O outro homem agarrou o braço de Thanos, puxando-o para uma série de rochas mais altas. Thanos seguia, agachando-se num espaço que não conseguia ser visto do caminho principal, mas onde eles ainda conseguiam ver sinais de perigo. Enquanto estavam ali agachados, Thanos conseguia sentir que o outro homem estava com medo. Ele tentava ficar o mais imóvel possível.
Thanos desejava que lhe tivesse ocorrido apanhar a faca do homem que ele tinha atirado ao chão, mas já era tarde demais para isso. Em vez disso, apenas lhe restava ficar ali enquanto eles esperavam que os outros perseguidores descessem ao local onde eles tinham estado.
Ele viu-os a aproximarem-se em grupo, e nenhum deles era igual. Todos tinham armas que obviamente tinham sido feitas com qualquer coisa que tivessem à mão, enquanto aqueles que ainda usavam mais do que simples pedaços de roupa vestiam uma estranha mistura de coisas, obviamente roubadas. Havia homens e mulheres ali, que pareciam esfomeados e perigosos, meio-famintos e ferozes.
Thanos viu uma das mulheres a tocar o homem inconsciente com o seu pé. Naquele momento, ele sentiu um arrepio de medo, porque se o homem acordasse, ele poderia dizer aos outros o que tinha acontecido, e isso ia pô-los à procura.
No entanto, ele não acordou, porque a mulher ajoelhou-se e cortou-lhe a garganta.
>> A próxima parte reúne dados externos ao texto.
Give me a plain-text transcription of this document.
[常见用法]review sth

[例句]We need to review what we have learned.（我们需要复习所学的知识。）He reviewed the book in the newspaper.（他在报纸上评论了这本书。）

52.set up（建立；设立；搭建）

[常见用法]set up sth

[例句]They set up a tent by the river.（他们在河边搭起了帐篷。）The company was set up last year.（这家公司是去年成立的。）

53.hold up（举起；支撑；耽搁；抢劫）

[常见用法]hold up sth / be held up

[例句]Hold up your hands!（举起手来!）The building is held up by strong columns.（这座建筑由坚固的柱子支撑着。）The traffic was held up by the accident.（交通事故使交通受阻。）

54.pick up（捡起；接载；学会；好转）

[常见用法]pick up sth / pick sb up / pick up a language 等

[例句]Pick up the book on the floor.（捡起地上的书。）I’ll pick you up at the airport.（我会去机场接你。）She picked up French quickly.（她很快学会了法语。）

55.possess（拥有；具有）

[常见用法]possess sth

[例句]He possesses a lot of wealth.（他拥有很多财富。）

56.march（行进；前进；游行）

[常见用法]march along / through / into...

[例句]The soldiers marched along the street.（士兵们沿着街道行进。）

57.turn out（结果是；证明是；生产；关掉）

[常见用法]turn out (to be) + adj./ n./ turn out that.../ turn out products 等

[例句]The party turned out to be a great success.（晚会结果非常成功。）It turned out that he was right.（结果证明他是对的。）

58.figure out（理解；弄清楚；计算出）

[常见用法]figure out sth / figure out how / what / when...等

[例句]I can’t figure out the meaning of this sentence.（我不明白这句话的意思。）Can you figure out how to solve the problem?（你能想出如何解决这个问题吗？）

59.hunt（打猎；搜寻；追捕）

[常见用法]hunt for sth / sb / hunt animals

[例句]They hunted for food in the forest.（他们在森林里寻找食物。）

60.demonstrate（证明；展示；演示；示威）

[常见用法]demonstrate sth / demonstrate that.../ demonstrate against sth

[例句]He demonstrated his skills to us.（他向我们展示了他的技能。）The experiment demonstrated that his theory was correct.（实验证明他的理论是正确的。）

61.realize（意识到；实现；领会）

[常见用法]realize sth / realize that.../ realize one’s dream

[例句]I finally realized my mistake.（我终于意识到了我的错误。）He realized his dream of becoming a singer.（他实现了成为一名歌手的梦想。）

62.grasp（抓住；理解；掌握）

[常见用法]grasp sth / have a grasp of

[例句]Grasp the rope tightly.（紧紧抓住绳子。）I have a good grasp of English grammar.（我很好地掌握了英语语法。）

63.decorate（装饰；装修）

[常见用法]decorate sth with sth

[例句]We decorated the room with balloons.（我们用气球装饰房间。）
Thanos ficou tenso com aquilo. Ao seu lado, Herek colocou-lhe a mão no braço.
"Os Abandonados não têm tempo para fraquezas de qualquer tipo", sussurrou ele. "Eles atacam qualquer um que consigam, porque aqueles lá em cima na fortaleza não lhes dão nada."
"Eles são prisioneiros?", perguntou Thanos.
"Todos nós somos prisioneiros aqui", respondeu Herek. "Até mesmo os guardas são simplesmente presos que subiram ao topo e que apreciam a crueldade o suficiente para fazer o trabalho do Império. Só que tu não és um prisioneiro, pois não? Tu não pareces ter passado pela fortaleza."
"Não sou", admitiu Thanos. "Este lugar... são prisioneiros a fazer isto a outros prisioneiros?"
O pior era que ele conseguia imaginar. Era o tipo de coisa que o rei, o seu pai, podia pensar. Colocar prisioneiros numa espécie de inferno e, depois, dar-lhes a hipótese de evitar mais dor apenas caso eles comandassem aquilo.
"Os Abandonados são os piores", disse Herek. "Se os prisioneiros não se subjugarem, se eles forem muito loucos ou muito teimosos, se não trabalharem ou ripostarem muito, são mandados para aqui sem nada. Os guardas perseguem-nos. A maioria implora para ser trazida de volta."
Thanos não queria pensar sobre isso, mas tinha de o fazer, porque Ceres poderia estar ali. Ele mantinha os olhos no grupo de prisioneiros selvagens enquanto continuava a sussurrar para Herek.
"Eu estou à procura de uma pessoa", disse Thanos. "Ela talvez tenha sido trazida para aqui. O nome dela é Ceres. Ela lutou no Stade."
"A princesa lorde de combate", sussurrou-lhe Herek. "Eu vi-a a lutar no Stade. Mas não, eu teria sabido se ela tivesse sido trazida para aqui. Eles gostavam de fazer desfilar os recém-chegados à nossa frente, para que eles pudessem ver o que os esperava. Eu ter-me-ia lembrado dela."